"They call me a woodsman": cognitive and social aspects on the relationships between woodsmen and forest researchers
Keywords:Traditional Knowledge, Scientific Knowledge, Ethnoforestry, Ethnobotany, Ethnoecology
AbstractWoodsmen or "mateiros" are people who are commonly hired or contracted to work as special local collaborators, often guiding scientists inside the forest, providing local names of plants and other useful information. We interviewed forest researchers and woodsmen to unveil the process of forest science production in the coastal zone of Northeast Brazil. The concept of network is used as a basis for discussing the connections involving forest knowledge production in and outside scientific academic environments. We presumed that the so-called social invisibility of woodsmen would be a consequence of the asymmetric relationship they have with formal researchers.
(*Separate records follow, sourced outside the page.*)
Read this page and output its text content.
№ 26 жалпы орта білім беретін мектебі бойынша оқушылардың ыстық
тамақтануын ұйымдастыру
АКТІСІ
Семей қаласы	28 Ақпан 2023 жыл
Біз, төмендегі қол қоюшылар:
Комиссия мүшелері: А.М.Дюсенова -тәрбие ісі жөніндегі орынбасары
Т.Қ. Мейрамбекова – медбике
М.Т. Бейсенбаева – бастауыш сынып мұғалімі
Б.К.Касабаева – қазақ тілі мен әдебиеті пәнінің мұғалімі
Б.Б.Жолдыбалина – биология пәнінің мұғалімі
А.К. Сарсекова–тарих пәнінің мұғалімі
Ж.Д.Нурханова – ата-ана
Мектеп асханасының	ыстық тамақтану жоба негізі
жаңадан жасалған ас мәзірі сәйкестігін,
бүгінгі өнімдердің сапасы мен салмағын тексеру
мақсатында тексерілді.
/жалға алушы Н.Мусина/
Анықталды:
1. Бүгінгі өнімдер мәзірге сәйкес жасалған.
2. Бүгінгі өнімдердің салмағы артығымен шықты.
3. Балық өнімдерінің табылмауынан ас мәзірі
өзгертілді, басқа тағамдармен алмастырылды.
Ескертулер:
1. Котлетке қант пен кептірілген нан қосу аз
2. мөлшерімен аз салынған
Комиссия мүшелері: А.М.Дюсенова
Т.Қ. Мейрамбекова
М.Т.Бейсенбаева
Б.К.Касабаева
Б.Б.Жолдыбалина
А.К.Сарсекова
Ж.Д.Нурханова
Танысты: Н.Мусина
Information from the interviews was analyzed by means of thematic coding through the content-analysis technique. We found that the "woodsman" category is mainly an academic construct; a designation attributed generally in an unilateral way by scientific professionals towards some people who work as local experts on plants and other components of forest ecosystems. All of the woodsmen we found were men with a low degree of formal education. Researchers tended to recognize woodsmen as bearers of some indispensable information, although treated as a subordinate and local source of knowledge. Although most researchers realized that woodsmen are key collaborators, most of them never referred explicitly to the aid received from these partners. People from both groups agreed that woodsmen are more and more difficult to find. We suggest that forest researchers dealing with woodsmen should develop a more critical vision on the social relationships in which they are involved while doing fieldwork.